Appending this fairly comprehensive documentary, there is a separate six minute featurette on the music of “Phenomena”. “Music for Maggots – an interview with Claudio Simonetti” features the man himself talking about his contribution to the soundtrack, in which he claims that the music he and Fabio Pignatelli wrote for the film is some of his best work.
Lastly an edited video of two Q &A sessions held by Sergio Stivaletti after screenings of “Phenomena” in Dublin and Glasgow rounds of the disc. Lasting just under twenty minutes, the sound quality is slightly muffled but the big-bellied effects man’s regard for the film shines thorough nonetheless.

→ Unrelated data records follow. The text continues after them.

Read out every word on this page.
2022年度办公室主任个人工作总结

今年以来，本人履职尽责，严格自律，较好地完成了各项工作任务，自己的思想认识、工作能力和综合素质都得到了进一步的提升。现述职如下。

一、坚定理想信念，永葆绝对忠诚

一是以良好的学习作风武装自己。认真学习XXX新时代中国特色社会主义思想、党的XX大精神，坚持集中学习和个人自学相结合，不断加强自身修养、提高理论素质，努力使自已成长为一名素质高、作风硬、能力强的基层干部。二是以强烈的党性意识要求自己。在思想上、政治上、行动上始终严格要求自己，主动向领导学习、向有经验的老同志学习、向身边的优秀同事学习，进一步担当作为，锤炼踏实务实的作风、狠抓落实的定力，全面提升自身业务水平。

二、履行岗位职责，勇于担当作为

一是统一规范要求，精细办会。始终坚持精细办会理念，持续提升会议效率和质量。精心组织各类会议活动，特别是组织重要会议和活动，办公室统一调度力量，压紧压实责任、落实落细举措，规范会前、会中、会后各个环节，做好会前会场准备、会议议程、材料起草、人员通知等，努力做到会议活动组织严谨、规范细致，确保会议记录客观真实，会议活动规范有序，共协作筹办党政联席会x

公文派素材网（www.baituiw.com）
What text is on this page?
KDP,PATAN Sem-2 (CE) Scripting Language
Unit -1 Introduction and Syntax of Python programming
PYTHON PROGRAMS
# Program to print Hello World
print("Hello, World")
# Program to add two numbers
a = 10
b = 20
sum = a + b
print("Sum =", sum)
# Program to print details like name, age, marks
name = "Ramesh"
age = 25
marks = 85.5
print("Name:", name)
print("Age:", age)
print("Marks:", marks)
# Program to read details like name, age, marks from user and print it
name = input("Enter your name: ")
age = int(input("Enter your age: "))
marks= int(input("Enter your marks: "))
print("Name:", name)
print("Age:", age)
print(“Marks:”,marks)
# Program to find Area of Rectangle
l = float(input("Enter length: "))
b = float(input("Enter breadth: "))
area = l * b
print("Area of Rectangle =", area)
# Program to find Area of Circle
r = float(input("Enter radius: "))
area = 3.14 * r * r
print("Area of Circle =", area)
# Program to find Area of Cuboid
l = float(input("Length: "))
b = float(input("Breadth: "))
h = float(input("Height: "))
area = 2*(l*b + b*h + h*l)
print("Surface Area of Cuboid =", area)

He also talks about the experience of directing “Wax Mask” in response to a question from the audience.
The Arrow Video release naturally comes with all the packaging extras – booklet with new writing by Alan Jones, double-sided poster, multiple sleeve options – that now characterise the range (it will be interesting to see how Jones now rates the film, unfortunately I didn’t have the booklet with my review copy) and a DVD version is also separately available with exactly the same content.
“Phenomena” is not one of my favourite Dario Argento movies and this isn’t the very best-looking of the Arrow Argento collection; but the film has its followers and features moments of sporadic brilliant even if, overall, it is only an average Argento film. This is still a worthy release with some interesting comment from the contributors in the main documentary and a much cleaner transfer than we’ve seen before.